When code becomes conservation
Artificial intelligence is becoming increasingly common in conservation ecology. Should it be?
Joanna Thompson • February 8, 2021
AI is great for identifying giraffes, but it misses hitchhikers like these oxpecker birds. [Credit: Ken Hadfield, Shutterstock | CC BY-NC-SA]
Something was amiss with the giraffes. The animals, which looked healthy in daylight, seemed to sprout strange underarm tumors at night. This bizarre scene was captured by nocturnal camera traps as part of the Snapshot Serengeti project in Tanzania’s Serengeti National Park.
Concerned, the project’s citizen scientists alerted the experts. “They were like, what’s going on with these giraffes?” recalls Meredith Palmer, a behavioral ecologist with Snapshot Serengeti. Careful examination revealed a surprising culprit: dozens of yellow-billed oxpecker birds, which had taken to cuddling in giraffe armpits at night.
Why didn’t researchers notice these freeloaders sooner? The artificial intelligence algorithm tasked with processing camera data missed them entirely.
This is just one example of the limitations of AI in ecology. Increasingly, conservationists and computer engineers are teaming up to train machine-learning algorithms to recognize wildlife. But some researchers worry that this approach will produce inaccurate data, which could lead to misguided or even harmful policy decisions.
Advocates, however, argue that AI’s potential upsides are too good to ignore. They imagine a future where scientists can process camera trap data at lightning-fast speeds, catch poachers with ease and even recognize individual African lions by their roars alone. In the future, this could prove crucial for conservation efforts.
Victor Anton, CEO of the New Zealand-based company Wildlife AI, has firsthand experience with combining code and conservation. Early in his career as a zoologist, Anton trained an algorithm to recognize the call of the endangered stitchbird. Or so he thought.
As it turned out, most of the sites from which they collected these sounds “had a small creek or river nearby,” says Anton. “The algorithm was picking up the sound of the river, and not the actual bird call.” Fortunately, he caught the error quickly and retrained the program. Botched bird calls might not seem like a big deal, but researchers should be wary of this kind of unintentional bias creeping into their models, says Anton.

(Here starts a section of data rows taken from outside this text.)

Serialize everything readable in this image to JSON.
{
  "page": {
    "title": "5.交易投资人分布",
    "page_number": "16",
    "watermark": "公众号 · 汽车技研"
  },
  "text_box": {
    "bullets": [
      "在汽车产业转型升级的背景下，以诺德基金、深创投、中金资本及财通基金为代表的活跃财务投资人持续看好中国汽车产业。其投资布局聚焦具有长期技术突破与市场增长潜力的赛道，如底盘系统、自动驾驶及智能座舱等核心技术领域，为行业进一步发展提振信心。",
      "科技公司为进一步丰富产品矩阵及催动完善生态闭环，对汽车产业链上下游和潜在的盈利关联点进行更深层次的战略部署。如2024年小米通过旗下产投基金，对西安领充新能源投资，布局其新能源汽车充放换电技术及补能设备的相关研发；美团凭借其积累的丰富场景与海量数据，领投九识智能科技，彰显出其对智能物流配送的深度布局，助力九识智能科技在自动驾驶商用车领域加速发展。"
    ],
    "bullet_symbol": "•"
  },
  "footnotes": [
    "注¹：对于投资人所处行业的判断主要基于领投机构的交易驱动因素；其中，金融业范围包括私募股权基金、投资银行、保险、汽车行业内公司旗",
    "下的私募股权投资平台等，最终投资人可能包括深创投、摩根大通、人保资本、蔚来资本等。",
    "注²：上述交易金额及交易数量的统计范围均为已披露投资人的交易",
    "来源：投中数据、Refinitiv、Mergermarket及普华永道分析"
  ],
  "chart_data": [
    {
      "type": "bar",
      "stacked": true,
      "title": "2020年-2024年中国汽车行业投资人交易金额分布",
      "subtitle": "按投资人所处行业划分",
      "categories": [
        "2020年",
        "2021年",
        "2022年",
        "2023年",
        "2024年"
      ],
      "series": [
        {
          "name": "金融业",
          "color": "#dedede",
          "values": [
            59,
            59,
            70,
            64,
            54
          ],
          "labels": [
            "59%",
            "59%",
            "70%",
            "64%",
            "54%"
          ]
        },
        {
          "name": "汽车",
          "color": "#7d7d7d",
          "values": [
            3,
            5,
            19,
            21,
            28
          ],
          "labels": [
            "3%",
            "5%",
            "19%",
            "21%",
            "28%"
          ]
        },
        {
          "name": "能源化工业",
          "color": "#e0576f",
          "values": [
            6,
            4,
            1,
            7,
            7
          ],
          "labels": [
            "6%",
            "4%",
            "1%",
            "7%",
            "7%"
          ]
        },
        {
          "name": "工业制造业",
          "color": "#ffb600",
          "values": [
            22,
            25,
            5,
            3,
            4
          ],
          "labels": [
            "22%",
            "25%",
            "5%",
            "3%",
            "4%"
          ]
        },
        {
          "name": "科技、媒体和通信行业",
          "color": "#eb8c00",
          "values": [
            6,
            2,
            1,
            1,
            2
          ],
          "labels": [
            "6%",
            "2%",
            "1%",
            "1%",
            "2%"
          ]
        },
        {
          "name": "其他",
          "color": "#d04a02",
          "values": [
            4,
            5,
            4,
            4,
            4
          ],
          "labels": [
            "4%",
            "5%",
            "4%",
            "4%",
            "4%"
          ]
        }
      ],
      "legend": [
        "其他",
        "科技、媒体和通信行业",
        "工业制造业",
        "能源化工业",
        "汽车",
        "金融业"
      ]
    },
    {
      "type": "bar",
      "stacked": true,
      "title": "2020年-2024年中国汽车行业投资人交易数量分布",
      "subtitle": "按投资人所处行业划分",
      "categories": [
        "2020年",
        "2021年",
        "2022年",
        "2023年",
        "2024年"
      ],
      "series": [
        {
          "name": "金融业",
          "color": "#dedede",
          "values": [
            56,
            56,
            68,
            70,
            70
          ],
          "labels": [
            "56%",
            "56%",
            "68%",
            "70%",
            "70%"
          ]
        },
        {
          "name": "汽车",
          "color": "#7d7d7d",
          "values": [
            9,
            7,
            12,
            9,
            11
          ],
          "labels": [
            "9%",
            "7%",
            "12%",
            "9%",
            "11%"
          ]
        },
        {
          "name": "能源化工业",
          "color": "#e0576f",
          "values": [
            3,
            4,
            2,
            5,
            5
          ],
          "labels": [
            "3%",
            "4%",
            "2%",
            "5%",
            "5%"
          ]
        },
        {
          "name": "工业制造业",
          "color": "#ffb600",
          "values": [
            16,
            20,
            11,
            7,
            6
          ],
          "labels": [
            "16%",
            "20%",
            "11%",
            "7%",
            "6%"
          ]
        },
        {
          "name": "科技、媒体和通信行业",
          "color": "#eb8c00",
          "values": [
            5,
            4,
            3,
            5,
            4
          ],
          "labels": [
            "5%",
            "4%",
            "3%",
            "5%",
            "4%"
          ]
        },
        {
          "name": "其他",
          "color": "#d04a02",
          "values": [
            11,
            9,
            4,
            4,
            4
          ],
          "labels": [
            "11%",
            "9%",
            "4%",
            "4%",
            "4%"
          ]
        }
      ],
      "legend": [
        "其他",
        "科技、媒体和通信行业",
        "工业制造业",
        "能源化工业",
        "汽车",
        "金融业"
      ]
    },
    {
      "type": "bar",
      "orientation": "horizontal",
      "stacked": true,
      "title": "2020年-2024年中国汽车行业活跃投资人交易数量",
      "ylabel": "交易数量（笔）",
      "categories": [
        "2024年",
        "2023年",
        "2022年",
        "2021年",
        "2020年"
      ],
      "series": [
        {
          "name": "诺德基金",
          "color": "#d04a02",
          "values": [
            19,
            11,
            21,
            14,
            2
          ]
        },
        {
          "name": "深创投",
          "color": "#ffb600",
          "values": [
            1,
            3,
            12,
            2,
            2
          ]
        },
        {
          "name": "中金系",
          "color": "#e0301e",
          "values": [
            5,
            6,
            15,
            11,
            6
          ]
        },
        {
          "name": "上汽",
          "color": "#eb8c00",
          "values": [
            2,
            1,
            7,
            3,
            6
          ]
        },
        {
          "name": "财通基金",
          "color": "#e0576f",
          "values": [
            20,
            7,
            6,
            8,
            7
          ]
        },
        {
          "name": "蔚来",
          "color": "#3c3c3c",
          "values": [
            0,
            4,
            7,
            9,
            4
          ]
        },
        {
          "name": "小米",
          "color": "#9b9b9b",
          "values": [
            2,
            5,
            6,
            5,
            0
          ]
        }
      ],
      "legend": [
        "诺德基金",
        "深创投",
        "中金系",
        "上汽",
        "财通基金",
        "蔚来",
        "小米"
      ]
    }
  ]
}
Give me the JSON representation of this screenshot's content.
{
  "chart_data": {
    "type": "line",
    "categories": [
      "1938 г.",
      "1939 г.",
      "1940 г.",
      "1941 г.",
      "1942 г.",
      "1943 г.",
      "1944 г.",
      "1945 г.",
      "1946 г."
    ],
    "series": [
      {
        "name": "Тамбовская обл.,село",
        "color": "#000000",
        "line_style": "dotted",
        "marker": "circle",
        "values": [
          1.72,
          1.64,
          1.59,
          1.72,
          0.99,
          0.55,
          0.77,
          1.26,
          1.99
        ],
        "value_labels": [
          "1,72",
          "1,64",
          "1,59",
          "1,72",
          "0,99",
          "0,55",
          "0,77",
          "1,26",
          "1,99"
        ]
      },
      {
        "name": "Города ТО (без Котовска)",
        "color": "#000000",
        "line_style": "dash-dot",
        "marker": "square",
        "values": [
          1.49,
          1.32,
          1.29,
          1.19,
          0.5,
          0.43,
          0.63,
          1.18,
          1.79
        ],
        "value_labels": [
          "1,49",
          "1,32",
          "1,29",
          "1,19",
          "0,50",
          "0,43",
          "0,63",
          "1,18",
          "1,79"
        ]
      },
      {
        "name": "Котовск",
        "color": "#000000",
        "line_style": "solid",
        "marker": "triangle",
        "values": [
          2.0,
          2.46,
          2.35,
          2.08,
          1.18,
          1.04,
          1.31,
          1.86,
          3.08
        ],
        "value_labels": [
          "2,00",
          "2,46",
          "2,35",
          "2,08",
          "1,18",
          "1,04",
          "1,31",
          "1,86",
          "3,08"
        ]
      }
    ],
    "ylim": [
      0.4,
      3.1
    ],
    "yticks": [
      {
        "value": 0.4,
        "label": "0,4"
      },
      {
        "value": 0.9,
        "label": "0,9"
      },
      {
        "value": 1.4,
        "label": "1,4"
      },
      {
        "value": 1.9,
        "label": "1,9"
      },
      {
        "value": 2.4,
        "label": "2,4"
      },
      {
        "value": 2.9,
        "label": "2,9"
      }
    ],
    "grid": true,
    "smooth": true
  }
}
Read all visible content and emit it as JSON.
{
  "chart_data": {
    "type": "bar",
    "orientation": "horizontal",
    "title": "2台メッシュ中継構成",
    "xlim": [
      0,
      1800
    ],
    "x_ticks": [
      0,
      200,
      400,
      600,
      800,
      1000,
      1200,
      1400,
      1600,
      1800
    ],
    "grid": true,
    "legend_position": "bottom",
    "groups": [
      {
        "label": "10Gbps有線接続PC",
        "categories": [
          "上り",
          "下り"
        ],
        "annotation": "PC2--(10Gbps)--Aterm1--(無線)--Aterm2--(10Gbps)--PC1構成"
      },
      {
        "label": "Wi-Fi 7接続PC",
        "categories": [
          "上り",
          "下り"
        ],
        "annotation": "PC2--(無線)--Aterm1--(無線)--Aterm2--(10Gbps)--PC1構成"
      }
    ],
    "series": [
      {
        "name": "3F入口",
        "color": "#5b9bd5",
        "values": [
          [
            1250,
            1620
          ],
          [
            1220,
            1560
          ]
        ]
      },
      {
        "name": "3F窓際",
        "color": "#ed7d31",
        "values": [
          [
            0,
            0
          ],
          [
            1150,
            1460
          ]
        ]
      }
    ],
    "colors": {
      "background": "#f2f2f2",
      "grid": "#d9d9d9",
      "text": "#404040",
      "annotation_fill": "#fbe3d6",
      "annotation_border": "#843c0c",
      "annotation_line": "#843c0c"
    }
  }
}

Bias in AI trained to analyze humans has already made headlines. In June, Amazon, IBM and Microsoft all halted sales of their facial recognition software to law enforcement after it proved pretty awful at distinguishing between Black individuals. The same pitfall exists in wildlife applications — but unlike humans, birds and giraffes can’t point out the disparity to us. So if, for example, Anton’s original algorithm had been used to establish a stitchbird sanctuary, it would have encompassed a lot of running water and very few birds.
Still, AI may prove essential to conservation ecologists in the long term. Predation researcher Ali Swanson, who worked with Snapshot Serengeti in the past, says that camera traps generate mountains of data. Currently, it would take one person something like seven years of nonstop toil to process all of the information Snapshot Serengeti collects in a single year, according to Palmer. An algorithm, in contrast, is able to do it in less than two weeks with the help of the project’s citizen scientists to double-check the results.
Machine learning also transformed Oxford zoologist Matthew Wijers’s work. Wijers and his team were analyzing lion roars in Zimbabwe to see if different lions had a signature call. Initially, he says, they were looking at individual roar components, like length and tone, “trying to see if those particular variables are actually informative or not. And it turned out they aren’t.”
So they switched tactics. “We thought, let’s try this machine learning approach which takes into account the whole pattern itself,” says Wijers. The AI was able to recognize individual lions with 91.5% accuracy — a massive improvement. It even picked out one individual that had snuck onto the Zimbabwean preserve from neighboring Botswana. The identification implies that there might be geographic variation in lion roars, Wijers says, a prospect that the team would have missed without their algorithm.
Right now, the consensus in the ecologist community seems to be that a blend of artificial intelligence and human oversight is the best path forward for conservation. “There’s a risk of seeing it as a panacea. [That’s why] we look at integrating human and machine interface,” Swanson says.
Meredith Palmer agrees. “It’s worthwhile to have at least one set of human eyes on those pictures,” she says. “I’m terrified that if we switch entirely to AI, I wouldn’t have armpit birds in my life. And it would be that much worse, you know?”
Editor’s Note (Feb. 9 2021): This story was updated to clarify the timeline of Ali Swanson’s involvement with Snapshot Serengeti. We also attributed the estimated time for one human to process a year’s worth of data vs an algorithm to Meredith Palmer.